The work continues to renew myself, my art, and my creative pursuits. There are times when I feel that life is unfair, only to realize that things happen to make me stronger. And if this is the case, I must be superman by now… But no… No X-Ray vision yet. All I have is Anything Box. Which is more than fine for me at this moment. I love it. It’s just that looking back on this year has made me realize that we did fewer shows, and that is a drag. Would have been nice to go back to Ecuador, Peru, visit Alaska, New Zealand… Somewhere. And we didn’t. I feel helpless about it.

Sometimes I feel rather alone in wanting this, which is a bit of a downer.
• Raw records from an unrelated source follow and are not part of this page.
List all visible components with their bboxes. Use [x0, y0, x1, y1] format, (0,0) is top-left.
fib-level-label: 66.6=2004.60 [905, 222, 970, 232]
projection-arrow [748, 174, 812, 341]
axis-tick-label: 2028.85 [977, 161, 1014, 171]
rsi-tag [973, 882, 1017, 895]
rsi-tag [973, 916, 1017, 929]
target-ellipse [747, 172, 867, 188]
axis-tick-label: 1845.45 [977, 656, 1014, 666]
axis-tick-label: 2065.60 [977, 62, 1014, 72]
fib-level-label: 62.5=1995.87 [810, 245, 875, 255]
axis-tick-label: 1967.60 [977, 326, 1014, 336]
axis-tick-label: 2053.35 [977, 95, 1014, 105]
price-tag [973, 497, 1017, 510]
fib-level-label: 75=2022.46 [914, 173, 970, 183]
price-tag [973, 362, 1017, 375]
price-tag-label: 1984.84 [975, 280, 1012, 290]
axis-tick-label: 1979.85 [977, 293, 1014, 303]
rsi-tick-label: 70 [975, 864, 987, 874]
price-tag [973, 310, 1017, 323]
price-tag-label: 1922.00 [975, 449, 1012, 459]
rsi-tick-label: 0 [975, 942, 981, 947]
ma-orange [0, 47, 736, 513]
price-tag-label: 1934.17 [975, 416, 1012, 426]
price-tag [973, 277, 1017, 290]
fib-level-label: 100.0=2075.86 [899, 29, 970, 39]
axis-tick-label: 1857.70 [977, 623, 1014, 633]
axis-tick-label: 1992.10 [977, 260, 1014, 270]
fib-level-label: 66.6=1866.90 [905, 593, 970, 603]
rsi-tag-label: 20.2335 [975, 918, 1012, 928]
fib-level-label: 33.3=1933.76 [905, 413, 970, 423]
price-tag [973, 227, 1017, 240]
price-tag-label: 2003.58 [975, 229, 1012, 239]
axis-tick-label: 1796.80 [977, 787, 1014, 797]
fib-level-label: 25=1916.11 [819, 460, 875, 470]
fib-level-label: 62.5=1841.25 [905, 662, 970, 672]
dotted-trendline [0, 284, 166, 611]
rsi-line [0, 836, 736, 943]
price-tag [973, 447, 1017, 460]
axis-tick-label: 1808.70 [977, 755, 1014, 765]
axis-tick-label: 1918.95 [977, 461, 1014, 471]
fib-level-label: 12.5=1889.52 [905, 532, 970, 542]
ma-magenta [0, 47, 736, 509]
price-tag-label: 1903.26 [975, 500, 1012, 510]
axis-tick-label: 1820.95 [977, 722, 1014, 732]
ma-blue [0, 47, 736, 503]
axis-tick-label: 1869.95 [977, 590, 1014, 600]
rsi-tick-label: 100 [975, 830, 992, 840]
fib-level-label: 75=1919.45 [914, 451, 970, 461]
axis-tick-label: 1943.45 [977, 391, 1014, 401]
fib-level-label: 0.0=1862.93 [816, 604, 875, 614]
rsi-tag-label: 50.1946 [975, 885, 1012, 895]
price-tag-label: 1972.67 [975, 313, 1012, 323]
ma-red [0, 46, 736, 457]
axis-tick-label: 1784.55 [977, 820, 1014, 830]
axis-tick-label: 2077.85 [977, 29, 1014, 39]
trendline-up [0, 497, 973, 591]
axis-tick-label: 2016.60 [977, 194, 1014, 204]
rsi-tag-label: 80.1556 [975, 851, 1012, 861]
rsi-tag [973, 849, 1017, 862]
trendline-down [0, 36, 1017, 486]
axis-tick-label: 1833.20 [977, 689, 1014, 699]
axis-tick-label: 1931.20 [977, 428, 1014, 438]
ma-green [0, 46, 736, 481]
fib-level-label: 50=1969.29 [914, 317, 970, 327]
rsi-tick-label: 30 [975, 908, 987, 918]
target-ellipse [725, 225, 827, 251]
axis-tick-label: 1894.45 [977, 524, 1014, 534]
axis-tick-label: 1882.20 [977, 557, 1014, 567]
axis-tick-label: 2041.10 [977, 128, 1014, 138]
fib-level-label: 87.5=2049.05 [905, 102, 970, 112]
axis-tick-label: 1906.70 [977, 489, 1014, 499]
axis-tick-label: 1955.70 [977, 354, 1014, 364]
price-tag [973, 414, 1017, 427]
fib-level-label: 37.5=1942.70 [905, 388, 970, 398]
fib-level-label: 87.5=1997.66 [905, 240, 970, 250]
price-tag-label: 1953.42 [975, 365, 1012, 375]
I am at odds with myself over this all the time. And yet I remain myself. That is the little miracle of life that I must hold onto. To another person, this is nothing. To sit near a window and write is nothing. To hear the rain is nothing. To be alone within creativity is nothing. But it is. It is something.

Creativity is what made all of this planet happen, what the oceans and the fauna surrounding them express every day. Creativity is the beauty of the universe as she smiles down on me and sparkles with the life of other worlds. Whether imagined or real is irrelevant to me. What matters is the feeling it produces within me. To create is a gift I was given, and damn if I will ever let anything stop it from flowing out of me. Not going to happen.

Life in the suburbs is ok on some level. Random thoughts on a rainy night. I am going to dream about the creation of universes tonight. At least, it is a dream I did have once, and I would very much like to see this again.